Nell’epica della vita, breve quanto straordinaria, di Raffaello Sanzio, costellata di avventure amorose e di eccessi, spicca il mito di un amore che non appassisce, che trafigge il tempo e la storia: guardando uno dei dipinti più celebri dell’urbinate, conosciuto come “La Fornarina”, infatti, ancora oggi è impossibile restare imperturbabili di fronte alla profondità sensuale degli occhi neri che ci guardano dal ritratto. Sono gli occhi di Margherita Luti, o Luzzi, figlia di un fornaio di Trastevere, musa di Raffaello, amore eccelso, avvolto nelle brume della leggenda ma nonostante questo sempre potente ed evocativo.
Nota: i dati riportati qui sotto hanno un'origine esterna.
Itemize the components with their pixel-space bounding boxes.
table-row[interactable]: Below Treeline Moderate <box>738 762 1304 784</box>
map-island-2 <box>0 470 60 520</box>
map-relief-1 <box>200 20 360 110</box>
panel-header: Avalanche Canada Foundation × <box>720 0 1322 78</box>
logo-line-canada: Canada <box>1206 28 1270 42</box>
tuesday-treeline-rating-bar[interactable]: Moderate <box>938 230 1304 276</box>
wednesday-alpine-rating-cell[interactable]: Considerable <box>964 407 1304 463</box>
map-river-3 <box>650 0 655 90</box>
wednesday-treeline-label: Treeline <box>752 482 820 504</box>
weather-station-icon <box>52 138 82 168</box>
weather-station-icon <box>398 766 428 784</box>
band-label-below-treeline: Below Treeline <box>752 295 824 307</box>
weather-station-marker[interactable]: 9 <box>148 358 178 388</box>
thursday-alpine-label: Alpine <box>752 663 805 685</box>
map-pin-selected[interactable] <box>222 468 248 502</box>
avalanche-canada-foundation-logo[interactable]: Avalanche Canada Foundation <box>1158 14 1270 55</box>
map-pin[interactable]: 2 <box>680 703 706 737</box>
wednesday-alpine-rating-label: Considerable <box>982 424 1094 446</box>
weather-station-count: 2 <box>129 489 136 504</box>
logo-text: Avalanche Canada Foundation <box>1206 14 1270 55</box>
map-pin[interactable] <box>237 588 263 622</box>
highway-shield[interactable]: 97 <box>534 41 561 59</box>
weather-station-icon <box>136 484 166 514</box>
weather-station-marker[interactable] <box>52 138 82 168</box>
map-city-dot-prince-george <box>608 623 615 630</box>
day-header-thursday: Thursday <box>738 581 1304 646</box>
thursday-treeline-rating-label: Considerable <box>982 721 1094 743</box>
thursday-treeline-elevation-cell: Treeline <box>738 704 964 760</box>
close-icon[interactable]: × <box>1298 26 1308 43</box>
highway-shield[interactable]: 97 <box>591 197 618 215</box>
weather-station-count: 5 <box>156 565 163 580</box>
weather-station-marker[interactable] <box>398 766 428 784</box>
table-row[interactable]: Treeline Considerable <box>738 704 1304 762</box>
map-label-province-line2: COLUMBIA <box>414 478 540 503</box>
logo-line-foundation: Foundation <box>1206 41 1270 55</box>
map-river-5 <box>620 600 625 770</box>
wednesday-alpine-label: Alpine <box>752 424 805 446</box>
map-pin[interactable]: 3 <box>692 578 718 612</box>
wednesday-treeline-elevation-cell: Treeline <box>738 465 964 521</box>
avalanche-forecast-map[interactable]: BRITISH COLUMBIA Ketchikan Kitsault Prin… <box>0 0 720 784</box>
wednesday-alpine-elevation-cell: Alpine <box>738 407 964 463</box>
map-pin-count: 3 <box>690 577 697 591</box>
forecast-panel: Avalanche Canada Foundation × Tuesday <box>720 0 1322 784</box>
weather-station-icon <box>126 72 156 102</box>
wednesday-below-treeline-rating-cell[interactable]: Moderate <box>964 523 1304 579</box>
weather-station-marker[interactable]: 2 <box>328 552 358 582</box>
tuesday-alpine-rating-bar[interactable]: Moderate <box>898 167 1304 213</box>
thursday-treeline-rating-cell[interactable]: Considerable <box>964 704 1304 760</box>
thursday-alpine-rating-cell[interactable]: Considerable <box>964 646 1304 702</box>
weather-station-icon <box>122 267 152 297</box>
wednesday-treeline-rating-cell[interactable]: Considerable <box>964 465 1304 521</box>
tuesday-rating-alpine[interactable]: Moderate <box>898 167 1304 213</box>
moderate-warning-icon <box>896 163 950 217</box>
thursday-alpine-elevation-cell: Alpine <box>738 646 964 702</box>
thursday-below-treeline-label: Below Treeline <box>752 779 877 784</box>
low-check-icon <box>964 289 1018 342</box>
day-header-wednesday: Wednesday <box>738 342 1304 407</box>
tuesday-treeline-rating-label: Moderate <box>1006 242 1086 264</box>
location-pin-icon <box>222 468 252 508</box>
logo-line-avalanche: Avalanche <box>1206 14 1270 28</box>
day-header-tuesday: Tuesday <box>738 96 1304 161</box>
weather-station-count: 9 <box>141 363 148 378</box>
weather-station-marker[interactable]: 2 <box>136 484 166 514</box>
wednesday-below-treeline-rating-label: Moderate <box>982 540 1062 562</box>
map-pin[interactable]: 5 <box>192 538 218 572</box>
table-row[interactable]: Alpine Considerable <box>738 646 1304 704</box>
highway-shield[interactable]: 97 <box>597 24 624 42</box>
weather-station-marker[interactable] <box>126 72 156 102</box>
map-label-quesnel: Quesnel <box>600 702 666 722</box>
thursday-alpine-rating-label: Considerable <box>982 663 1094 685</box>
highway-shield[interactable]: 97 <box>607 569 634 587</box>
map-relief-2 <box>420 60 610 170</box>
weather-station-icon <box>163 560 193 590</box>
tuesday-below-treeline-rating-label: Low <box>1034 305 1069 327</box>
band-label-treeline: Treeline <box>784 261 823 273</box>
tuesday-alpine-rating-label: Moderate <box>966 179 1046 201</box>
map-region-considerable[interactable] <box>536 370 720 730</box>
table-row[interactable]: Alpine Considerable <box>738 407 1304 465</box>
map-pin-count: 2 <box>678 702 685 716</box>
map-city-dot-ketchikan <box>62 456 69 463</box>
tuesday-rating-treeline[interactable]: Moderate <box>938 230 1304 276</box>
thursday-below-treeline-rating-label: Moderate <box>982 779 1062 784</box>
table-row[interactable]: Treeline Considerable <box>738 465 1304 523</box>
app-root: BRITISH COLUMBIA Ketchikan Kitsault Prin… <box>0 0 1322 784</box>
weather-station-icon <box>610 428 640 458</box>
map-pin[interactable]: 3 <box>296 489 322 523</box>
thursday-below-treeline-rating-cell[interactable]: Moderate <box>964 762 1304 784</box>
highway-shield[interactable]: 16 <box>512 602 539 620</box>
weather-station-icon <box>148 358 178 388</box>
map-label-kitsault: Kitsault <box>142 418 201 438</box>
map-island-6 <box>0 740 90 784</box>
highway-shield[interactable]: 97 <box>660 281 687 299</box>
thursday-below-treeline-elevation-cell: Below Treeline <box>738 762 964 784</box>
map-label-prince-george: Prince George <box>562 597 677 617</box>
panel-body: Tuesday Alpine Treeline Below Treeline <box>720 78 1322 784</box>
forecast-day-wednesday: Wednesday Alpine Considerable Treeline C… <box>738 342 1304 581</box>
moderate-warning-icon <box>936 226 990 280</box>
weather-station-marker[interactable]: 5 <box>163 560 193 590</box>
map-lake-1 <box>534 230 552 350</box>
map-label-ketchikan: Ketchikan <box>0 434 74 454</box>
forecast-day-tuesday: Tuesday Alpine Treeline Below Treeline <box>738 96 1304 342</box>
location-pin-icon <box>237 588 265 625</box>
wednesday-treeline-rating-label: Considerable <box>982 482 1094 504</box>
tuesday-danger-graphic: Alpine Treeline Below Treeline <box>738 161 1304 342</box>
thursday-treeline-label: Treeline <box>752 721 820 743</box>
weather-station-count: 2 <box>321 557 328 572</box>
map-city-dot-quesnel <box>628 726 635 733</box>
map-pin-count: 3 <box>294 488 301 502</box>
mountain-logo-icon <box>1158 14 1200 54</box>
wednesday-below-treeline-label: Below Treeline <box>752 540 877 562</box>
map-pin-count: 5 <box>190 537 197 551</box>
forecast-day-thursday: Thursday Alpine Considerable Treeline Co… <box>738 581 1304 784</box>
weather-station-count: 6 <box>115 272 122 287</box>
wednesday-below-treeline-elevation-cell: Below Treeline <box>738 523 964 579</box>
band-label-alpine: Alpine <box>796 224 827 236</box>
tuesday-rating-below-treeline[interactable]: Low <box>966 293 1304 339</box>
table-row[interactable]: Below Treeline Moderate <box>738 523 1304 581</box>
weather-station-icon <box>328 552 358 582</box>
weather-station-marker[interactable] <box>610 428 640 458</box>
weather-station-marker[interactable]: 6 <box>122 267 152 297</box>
Sanzio la vide affacciarsi da una finestra del civico 20 di via Dorotea e se ne innamorò perdutamente, al punto da dedicarle subito dei versi, da volerla sempre al suo fianco. Il volto di Margherita è una irresistibile ossessione, che ritorna più volte nelle opere della maturità dell’artista. Anche nell’ultima tela, la Trasfigurazione, ritorna il volto dell’amata, per la quale l’artista rimanda più volte le nozze con la sua promessa sposa Maria Bibbiena, nipote del potente cardinale. La Fornarina del dipinto è senz’altro emblema di una bellezza aggraziata nelle forme e nelle pose, manifesto dell’ideale artistico rinascimentale declinato dalla sensibilità rivoluzionaria ed estetizzante del Sanzio: al braccio sinistro reca un bracciale blu e oro, su cui compare la scritta “Raphael Urbinas”, firma dell’artista e simbolo di un vincolo amoroso inestricabile. Pare che in origine la Fornarina recasse al dito anche un anello nuziale, poi cancellato dagli allievi di Raffaello. Che sia vero o meno, sta di fatto che, in seguito all’improvvisa morte di lui, la bellissima Margherita decise di chiudersi al mondo, rifugiandosi nel convento di Sant’Apollonia a Trastevere. Per tutto il 2020, sulla tomba di Raffaello al Pantheon verrà deposta una rosa rossa: i cuori più romantici potranno immaginarla come l’omaggio postumo della sua amata.